Hierarchical V4C3TX@NiO-reduced graphene oxide heterostructure hydrogel and defective reduced graphene oxide hydrogel as free-standing anode and cathode for high-performance asymmetric supercapacitor

Abstract

Abstract Asymmetric supercapacitors (ASCs) based on a battery-type anode and a capacitive-type cathode have been attracting extensive interest because of their high energy density. Herein, NiO nanosheets are hydrothermally deposited onto a V4C3TX substrate, which are then assembled into a 3D porous heterostructure hydrogel through a graphene oxide-assisted self-convergence hydrothermal process at low temperatures. The resultant hierarchical V4C3TX@NiO-reduced graphene oxide (RGO) hydrogel exhibits an ultrahigh specific capacitance up to 1014.5 F g− 1 at 1 A g− 1. Separately, a defective reduced graphene oxide (DRGO) hydrogel is prepared by a cost-effective hydrothermal procedure followed by cobalt-catalyzed gasification, which shows a higher specific capacitance (258 F g− 1 at 1 A g− 1) than untreated RGO hydrogel (176 F g− 1).

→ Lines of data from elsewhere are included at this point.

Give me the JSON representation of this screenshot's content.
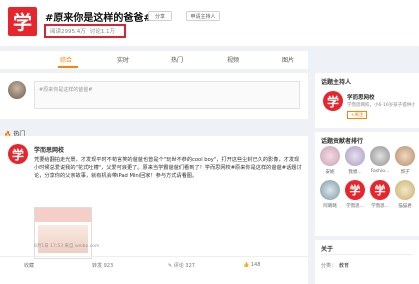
{
  "header": {
    "logo_char": "学",
    "title": "#原来你是这样的爸爸#",
    "btn_share": "分享",
    "btn_apply": "申请主持人",
    "reads": "阅读2995.4万",
    "discussions": "讨论1.1万"
  },
  "tabs": [
    "综合",
    "实时",
    "热门",
    "视频",
    "图片"
  ],
  "composer": {
    "placeholder": "#原来你是这样的爸爸#"
  },
  "hot_label": "热门",
  "post": {
    "author": "学而思网校",
    "body": "凭要给翻拍走光景，才发现平时不苟言笑的爸爸也曾是个\"玩世不恭的cool boy\"，打开这些尘封已久的影像，才发现小时候总爱说我的\"花式吐槽\"，父爱可浪更了。原来当学霸爸爸们看到了！学而思网校#原来你是这样的爸爸#话题讨论，分享你的父亲故事，就有机会带iPad Mini回家！参与方式请看图。",
    "meta": "8月1日 17:53 来自 weibo.com",
    "actions": {
      "collect": "收藏",
      "repost": "转发 923",
      "comment": "评论 327",
      "like": "148"
    }
  },
  "host": {
    "title": "话题主持人",
    "name": "学而思网校",
    "desc": "学而思网校，小6-16岁孩子提供小初...",
    "follow": "+关注"
  },
  "contrib": {
    "title": "话题贡献者排行",
    "users": [
      {
        "name": "安妮"
      },
      {
        "name": "我想..."
      },
      {
        "name": "Fashio..."
      },
      {
        "name": "郭子"
      },
      {
        "name": "阿璐璐"
      },
      {
        "name": "学而思..."
      },
      {
        "name": "学而思..."
      },
      {
        "name": "猫猫君"
      }
    ]
  },
  "about": {
    "title": "关于",
    "category_label": "分类：",
    "category": "教育"
  }
}
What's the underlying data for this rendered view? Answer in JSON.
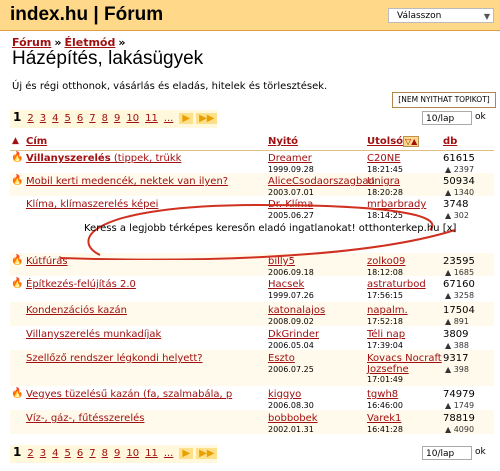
{
  "header": {
    "title": "index.hu | Fórum",
    "select_value": "Válasszon"
  },
  "breadcrumb": [
    "Fórum",
    "Életmód"
  ],
  "breadcrumb_sep": "»",
  "page_title": "Házépítés, lakásügyek",
  "description": "Új és régi otthonok, vásárlás és eladás, hitelek és törlesztések.",
  "hide_button": "[NEM NYITHAT TOPIKOT]",
  "pager": {
    "current": "1",
    "pages": [
      "2",
      "3",
      "4",
      "5",
      "6",
      "7",
      "8",
      "9",
      "10",
      "11",
      "..."
    ],
    "per_page": "10/lap",
    "ok": "ok"
  },
  "columns": {
    "title": "Cím",
    "starter": "Nyitó",
    "last": "Utolsó",
    "count": "db"
  },
  "rows": [
    {
      "title": "Villanyszerelés",
      "tail": " (tippek, trükk",
      "hot": true,
      "flame": "orange",
      "starter": "Dreamer",
      "start_date": "1999.09.28",
      "last_user": "C20NE",
      "last_time": "18:21:45",
      "count": "61615",
      "sub": "▲ 2397"
    },
    {
      "title": "Mobil kerti medencék, nektek van ilyen?",
      "tail": "",
      "hot": false,
      "flame": "orange",
      "starter": "AliceCsodaorszagban",
      "start_date": "2003.07.01",
      "last_user": "Unigra",
      "last_time": "18:20:28",
      "count": "50934",
      "sub": "▲ 1340"
    },
    {
      "title": "Klíma, klímaszerelés képei",
      "tail": "",
      "hot": false,
      "flame": "",
      "starter": "Dr. Klíma",
      "start_date": "2005.06.27",
      "last_user": "mrbarbrady",
      "last_time": "18:14:25",
      "count": "3748",
      "sub": "▲ 302"
    },
    {
      "title": "Kútfúrás",
      "tail": "",
      "hot": false,
      "flame": "orange",
      "starter": "billy5",
      "start_date": "2006.09.18",
      "last_user": "zolko09",
      "last_time": "18:12:08",
      "count": "23595",
      "sub": "▲ 1685"
    },
    {
      "title": "Építkezés-felújítás 2.0",
      "tail": "",
      "hot": false,
      "flame": "orange",
      "starter": "Hacsek",
      "start_date": "1999.07.26",
      "last_user": "astraturbod",
      "last_time": "17:56:15",
      "count": "67160",
      "sub": "▲ 3258"
    },
    {
      "title": "Kondenzációs kazán",
      "tail": "",
      "hot": false,
      "flame": "",
      "starter": "katonalajos",
      "start_date": "2008.09.02",
      "last_user": "napalm.",
      "last_time": "17:52:18",
      "count": "17504",
      "sub": "▲ 891"
    },
    {
      "title": "Villanyszerelés munkadíjak",
      "tail": "",
      "hot": false,
      "flame": "",
      "starter": "DkGrinder",
      "start_date": "2006.05.04",
      "last_user": "Téli nap",
      "last_time": "17:39:04",
      "count": "3809",
      "sub": "▲ 388"
    },
    {
      "title": "Szellőző rendszer légkondi helyett?",
      "tail": "",
      "hot": false,
      "flame": "",
      "starter": "Eszto",
      "start_date": "2006.07.25",
      "last_user": "Kovacs Nocraft Jozsefne",
      "last_time": "17:01:49",
      "count": "9317",
      "sub": "▲ 398"
    },
    {
      "title": "Vegyes tüzelésű kazán (fa, szalmabála, p",
      "tail": "",
      "hot": false,
      "flame": "orange",
      "starter": "kiggyo",
      "start_date": "2006.08.30",
      "last_user": "tgwh8",
      "last_time": "16:46:00",
      "count": "74979",
      "sub": "▲ 1749"
    },
    {
      "title": "Víz-, gáz-, fűtésszerelés",
      "tail": "",
      "hot": false,
      "flame": "",
      "starter": "bobbobek",
      "start_date": "2002.01.31",
      "last_user": "Varek1",
      "last_time": "16:41:28",
      "count": "78819",
      "sub": "▲ 4090"
    }
  ],
  "ad": {
    "text": "Keress a legjobb térképes keresőn eladó ingatlanokat! otthonterkep.hu",
    "close": "[x]"
  }
}
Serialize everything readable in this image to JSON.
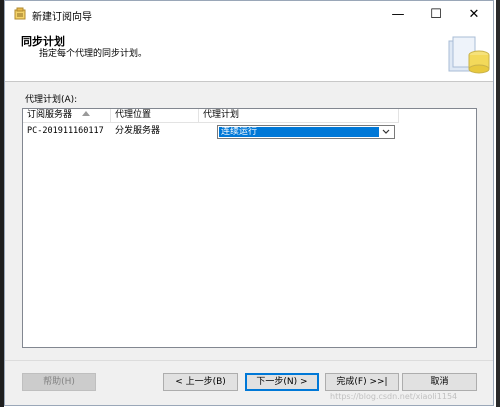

These two electrodes are then assembled into an ASC, the device features a stable operating voltage of 1.8 V, a maximum energy density of 86.22 Wh kg− 1 at 900 W kg− 1, along with good cycling stability at 96.4% capacitance retention after 10,000 cycles at 10 A g− 1. This work highlights the unique potential of MXenes-based materials for the construction of high-performance ASCs.